Dingin banget si bapak nya, kayak yang gak tahu malu. Sesaat lagi make sepatu,
bapak itu dateng lagi.
“Asalnya
dari mana? Jakarta ya?”
“Bukan,
pak. Saya asli sini.”
“Oh,
saya kira dari Jakarta. Jadi gini, A. Saya ini mau ke leuwipanjang, tapi kurang
uang Rp 6000, saya boleh minta gak, A?”
“Oh,
hehe. Boleh, pak. Emangnya bapak dari mana?”
“Saya
dari Jogja, kula saking Jogja (saya dari jogja).”
Sambil
mengodok saku belakang, saya beri deh uang enam ribu yang saya punya.
“Ini,
pak.”
“Iya,
terimakasih banyak ya, A”
“Iya,
pak. Sama-sama.”
Bapak-bapak
itu berlalu menuju arah SD Isola, dan saya duduk di depan Al-Furqon. Awalnya
aku udah semi-takut, ini orang mau ngapain. Tapi pada akhirnya klimaksnya,
bapak itu Cuma sekedar minta uang enam ribu rupiah. Nah, aku jadi kepikiran
kan, kenapa harus enam ribu rupiah? Kalo emang bapak-bapak itu niat buat minta
uang, kenapa gak sepuluh ribu?

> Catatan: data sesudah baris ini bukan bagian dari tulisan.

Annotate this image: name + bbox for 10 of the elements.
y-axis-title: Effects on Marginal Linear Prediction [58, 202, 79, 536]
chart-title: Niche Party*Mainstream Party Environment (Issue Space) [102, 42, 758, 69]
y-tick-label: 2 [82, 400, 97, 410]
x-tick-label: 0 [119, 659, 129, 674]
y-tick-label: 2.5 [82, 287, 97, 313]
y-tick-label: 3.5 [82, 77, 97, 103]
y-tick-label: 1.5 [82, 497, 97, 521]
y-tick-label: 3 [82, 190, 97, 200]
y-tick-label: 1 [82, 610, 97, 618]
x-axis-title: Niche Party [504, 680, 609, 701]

Atau lima puluh ribu? Atau lima ribu yang bulat
gitu kan.
Kenapa
enam ribu? Dengan keadaan uang disaku belakangku itu enam ribu rupiah. Dan aneh
juga, ketika bapak-bapak itu, kenapa harus meminta uang ke saya? Kan ada banyak
orang di amsjid pada saat itu. Ada kemungkinan memberi kan ketika dia minta
tolong ke bapak-bapak lagi, atau yang seumuran dengan dia. Bukan anak kuliahan
yang uang buat beli rokok aja bingung.
Aku
mulai bingung ketika itu, dimana aku semi-semi curiga mau diapain nih sama ini
orang. Maklum aku pernah ngalamin yang namanya dijambret baik-baik dan itu
sakit banget rasanya, eheheh. Aku juga lupa bukanya liat itu bapak-bapak, siapa
tahu aja dia menghilang kan? Kayak di sinema-sinema yang ditayangin di stasiun
tv yang sekarang udah ganti nama gegara ribut kepemilikan saham, ehehe.
Begitu
Rani keluar dari masjid langsung aku ceritain aja kejadian enam ribu rupiah dan
bapak-bapak aneh tadi. Seperti aku, dia juga kebingungan, kenapa harus kayak
gitu. Kembalikan aja ke yang Maha Kuasa, supaya tidak membingungkan hidup aku
yang udah absurd ini, haha. Masih ingat kan? Uang enam ribu aku dapet dari
kembalian beli cemilan sore hari. Dan kenpa harus bapak-bapak itu minta uang
enam ribu ke aku? Kenapa gak lebih atau dibulatin mintanya? Fyuuuuh.
Setelah
rehat dengan merokok sebatang kretek filter juga cerita dengan Rani. Kita
langsung menuju ke toko buku di bilangan supratman untuk membeli buku karya
Jostein Gaarder yang terkenal, karena udah sampai dua belas kali di cetak
bukunya buat versi gold dan sembilan belas kali cetak untuk edisi lama, ya judulnya Dunia Sophie dan sebuah buku untuk pengetahuan musik. Buku
karya Theodore KS seorang jurnalis di Kompas, judul bukunya Rock ‘n Roll
Industri Musik Indonesia: dari Analog ke Digital.
By
the way, buku-buku itu lagi diskon di toko buku yang aku sambangi, lumayan 25%.
Sampai berjumpa lagi di cerita-cerita lain mengenai hidupku yang lucu, aneh dan
gak bisa diprediksi kawan. Om swastiastu, mugia gede raharja, astungkara.